After a string of
fabulous studio albums
in the new century
which included a mighty
ten year gap between
Reality and his penultimate
studio album, The Next Day,
David Bowie announces
a new record called Blackstar.
I bought that record
on release day, a Friday,
listened to it straight
through three or four times
that weekend, and then
Monday morning the news
of his death was everywhere.
This is how I remember it,
anyway. I was grieved more-so for
Bowie’s death than for any
other rock star, and yet
having listened to that
album over and over that
weekend, I probably knew
it was coming, or should have.
More than anything,
Blackstar is a kind of deathbed
proclamation. He knew it
was imminent. Must have known
almost precisely how long
he would live. And it must
have been his dying wish or
goal to write and release
this new, dark, weird, beautiful
record on the day, or close
to the day, of his actual death.
I get the chills listening
to this record now, that opening,
nearly ten minute title track,
represented only by the symbol,
not the word, music for a funeral
mass, a requiem. Throughout,
I struggle to keep it together.
The music is intense, more
progressive; clearly, these are
jazz cats playing rock music.
Bowie’s singing all over
this record, haunted, strange,
exquisitely so. Surprisingly,
for a man who had to be at the
time of the recording very ill,
his voice is in top form all the way
through these epic songs seven.
“Look up here,” he sings, “I’m in Heaven.”

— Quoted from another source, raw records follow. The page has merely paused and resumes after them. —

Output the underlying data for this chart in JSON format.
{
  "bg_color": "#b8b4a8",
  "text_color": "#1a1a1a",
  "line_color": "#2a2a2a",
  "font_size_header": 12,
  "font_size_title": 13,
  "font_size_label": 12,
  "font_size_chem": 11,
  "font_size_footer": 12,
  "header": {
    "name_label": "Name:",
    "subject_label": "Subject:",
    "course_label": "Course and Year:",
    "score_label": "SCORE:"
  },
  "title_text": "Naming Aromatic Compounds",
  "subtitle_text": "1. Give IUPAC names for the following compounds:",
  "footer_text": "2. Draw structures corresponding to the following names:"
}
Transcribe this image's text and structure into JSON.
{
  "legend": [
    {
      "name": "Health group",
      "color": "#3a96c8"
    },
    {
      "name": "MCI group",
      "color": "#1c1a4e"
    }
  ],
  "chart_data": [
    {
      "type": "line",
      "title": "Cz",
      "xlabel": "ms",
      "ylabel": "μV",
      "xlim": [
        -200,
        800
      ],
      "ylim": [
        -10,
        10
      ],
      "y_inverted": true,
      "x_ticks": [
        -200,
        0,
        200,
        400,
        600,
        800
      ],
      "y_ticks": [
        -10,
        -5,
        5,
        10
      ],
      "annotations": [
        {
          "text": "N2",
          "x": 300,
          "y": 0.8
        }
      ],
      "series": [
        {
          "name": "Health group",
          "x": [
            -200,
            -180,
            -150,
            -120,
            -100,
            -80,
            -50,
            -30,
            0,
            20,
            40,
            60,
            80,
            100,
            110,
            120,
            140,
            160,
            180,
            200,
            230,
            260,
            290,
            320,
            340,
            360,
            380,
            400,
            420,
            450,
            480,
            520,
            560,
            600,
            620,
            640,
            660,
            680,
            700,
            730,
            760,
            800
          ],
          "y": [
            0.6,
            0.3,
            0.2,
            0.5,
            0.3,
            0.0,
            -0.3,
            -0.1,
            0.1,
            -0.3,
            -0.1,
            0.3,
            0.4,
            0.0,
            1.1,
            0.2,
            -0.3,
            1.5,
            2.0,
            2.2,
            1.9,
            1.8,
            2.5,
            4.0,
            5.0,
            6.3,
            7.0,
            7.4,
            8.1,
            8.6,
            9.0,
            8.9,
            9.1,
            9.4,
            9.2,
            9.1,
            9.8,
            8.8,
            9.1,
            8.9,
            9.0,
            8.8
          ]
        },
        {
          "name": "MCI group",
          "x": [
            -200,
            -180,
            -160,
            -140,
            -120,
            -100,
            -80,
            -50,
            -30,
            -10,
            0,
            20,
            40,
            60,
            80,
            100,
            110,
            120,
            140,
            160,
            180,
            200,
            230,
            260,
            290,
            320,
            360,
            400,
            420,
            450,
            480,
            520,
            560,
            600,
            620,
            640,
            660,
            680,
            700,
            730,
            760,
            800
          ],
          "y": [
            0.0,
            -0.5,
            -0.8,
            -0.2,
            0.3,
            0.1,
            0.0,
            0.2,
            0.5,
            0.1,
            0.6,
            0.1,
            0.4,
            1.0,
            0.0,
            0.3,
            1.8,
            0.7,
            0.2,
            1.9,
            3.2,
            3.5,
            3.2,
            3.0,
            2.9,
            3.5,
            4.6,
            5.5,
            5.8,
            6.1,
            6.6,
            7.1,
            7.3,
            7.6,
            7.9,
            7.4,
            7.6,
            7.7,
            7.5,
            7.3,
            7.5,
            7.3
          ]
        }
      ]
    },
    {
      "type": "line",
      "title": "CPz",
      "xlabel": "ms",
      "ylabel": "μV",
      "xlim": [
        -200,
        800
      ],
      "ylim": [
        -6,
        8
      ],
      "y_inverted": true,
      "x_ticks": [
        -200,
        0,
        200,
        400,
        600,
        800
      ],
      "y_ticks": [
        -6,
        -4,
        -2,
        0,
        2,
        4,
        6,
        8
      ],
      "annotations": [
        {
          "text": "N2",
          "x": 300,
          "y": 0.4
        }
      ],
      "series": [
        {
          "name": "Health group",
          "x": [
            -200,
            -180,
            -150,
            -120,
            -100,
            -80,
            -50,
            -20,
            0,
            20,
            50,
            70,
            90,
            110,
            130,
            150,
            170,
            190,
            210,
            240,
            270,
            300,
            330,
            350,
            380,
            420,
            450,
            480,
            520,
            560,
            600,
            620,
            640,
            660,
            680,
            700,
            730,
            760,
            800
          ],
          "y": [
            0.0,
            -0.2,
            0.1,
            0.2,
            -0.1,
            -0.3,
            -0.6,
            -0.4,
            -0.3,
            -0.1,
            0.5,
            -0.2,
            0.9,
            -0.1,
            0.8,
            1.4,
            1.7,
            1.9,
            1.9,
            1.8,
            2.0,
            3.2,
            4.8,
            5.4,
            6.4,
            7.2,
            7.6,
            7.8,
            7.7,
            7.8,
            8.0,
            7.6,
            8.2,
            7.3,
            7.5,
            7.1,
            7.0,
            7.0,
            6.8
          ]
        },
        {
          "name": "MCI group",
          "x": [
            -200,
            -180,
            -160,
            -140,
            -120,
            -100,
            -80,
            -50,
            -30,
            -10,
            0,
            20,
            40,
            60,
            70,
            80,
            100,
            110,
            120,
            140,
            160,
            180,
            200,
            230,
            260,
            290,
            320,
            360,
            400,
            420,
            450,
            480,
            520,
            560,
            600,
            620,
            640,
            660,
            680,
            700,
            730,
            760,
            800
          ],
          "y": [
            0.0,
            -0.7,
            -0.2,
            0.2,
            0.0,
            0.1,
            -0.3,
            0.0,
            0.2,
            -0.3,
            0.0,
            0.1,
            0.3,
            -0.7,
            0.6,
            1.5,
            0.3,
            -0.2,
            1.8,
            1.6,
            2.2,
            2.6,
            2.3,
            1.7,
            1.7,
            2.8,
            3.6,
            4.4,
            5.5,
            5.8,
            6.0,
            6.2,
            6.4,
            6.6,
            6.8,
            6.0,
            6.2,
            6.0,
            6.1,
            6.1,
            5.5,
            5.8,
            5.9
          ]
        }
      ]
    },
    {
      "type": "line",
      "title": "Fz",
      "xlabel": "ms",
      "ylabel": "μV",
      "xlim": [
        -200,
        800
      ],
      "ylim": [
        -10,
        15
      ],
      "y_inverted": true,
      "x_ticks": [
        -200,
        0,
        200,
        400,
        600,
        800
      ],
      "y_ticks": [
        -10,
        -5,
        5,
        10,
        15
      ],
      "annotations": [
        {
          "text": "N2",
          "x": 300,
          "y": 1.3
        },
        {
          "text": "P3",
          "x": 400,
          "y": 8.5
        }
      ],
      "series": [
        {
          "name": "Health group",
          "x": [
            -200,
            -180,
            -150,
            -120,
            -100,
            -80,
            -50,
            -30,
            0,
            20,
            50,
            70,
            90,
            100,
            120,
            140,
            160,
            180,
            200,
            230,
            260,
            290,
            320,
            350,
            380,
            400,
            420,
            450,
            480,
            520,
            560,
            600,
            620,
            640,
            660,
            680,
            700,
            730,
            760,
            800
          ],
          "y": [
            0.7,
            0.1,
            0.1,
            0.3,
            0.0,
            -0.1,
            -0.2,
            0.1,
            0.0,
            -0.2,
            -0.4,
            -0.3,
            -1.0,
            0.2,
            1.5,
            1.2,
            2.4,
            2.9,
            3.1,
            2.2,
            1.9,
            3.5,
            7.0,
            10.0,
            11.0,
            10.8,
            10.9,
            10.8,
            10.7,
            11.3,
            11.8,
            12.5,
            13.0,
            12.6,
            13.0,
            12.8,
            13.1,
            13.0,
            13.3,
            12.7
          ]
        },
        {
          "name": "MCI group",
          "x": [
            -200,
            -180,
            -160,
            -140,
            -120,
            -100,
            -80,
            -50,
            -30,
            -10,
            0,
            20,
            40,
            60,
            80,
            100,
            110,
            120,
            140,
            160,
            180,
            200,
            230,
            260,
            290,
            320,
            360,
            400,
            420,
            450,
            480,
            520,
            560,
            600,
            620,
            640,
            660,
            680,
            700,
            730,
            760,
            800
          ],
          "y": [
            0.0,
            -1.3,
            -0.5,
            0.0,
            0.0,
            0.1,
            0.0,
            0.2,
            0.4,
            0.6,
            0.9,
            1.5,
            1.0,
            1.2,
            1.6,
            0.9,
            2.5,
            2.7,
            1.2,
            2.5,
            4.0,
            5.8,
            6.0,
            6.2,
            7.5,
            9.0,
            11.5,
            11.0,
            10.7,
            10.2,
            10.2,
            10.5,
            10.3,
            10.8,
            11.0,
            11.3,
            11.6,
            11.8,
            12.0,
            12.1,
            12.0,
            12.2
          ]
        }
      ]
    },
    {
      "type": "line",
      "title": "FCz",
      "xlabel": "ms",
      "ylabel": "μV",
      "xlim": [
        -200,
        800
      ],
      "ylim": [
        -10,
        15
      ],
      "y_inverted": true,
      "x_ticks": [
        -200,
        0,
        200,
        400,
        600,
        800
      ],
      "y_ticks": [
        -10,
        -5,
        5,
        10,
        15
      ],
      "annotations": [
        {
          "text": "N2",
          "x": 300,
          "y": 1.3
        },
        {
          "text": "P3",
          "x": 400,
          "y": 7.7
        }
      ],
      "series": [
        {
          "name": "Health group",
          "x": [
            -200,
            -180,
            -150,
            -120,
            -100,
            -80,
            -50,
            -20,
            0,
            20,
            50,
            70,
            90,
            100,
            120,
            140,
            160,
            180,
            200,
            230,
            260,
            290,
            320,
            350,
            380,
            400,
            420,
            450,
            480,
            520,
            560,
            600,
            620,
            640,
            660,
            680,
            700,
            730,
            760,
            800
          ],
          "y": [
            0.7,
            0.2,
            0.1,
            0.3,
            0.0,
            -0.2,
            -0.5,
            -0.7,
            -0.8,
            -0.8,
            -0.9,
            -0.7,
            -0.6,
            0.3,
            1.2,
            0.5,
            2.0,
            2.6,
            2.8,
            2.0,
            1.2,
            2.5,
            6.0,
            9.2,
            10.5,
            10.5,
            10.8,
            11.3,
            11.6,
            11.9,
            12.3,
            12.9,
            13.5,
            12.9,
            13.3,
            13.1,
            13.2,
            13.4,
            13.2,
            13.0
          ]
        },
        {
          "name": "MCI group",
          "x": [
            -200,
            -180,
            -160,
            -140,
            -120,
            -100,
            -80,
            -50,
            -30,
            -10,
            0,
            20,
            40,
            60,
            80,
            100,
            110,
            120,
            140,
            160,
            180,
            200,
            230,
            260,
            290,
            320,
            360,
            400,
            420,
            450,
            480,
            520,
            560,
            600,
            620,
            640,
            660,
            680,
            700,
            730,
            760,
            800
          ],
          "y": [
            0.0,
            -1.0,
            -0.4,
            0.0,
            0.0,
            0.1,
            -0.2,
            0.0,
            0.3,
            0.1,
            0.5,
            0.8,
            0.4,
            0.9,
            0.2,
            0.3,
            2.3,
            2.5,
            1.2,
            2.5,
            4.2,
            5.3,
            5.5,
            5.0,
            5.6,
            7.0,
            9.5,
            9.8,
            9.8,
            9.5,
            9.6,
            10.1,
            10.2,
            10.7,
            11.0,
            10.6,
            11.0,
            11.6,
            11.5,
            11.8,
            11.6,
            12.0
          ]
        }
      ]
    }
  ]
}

I’m convinced that if there was one,
he’d be there. What a send-off.
Bowie was a musician absolutely
committed to his art up to the very last.
Notes on the vinyl edition: Blackstar, ISO Records, 2015, original pressing on 180 gram black vinyl.
And: Here I am at the end of my Bowie collection on vinyl in this endeavor of listening to all of my records in alphabetical order and writing a poem-like-thing about each artist. So far, each artist has gotten ONE poem-like-thing while I wrote six for David Bowie. I expect that he will be the only artist for whom I commit that many words. If I had to make a guess who else might inspire more than one poem-like-thing, first because of their impact on me personally, second because of owning their entire catalogue on vinyl, it would be King Crimson and XTC. That is, if I can sustain this somewhat nutty endeavor that long. What, it took me two months to get through the B’s–and I’m not quite done!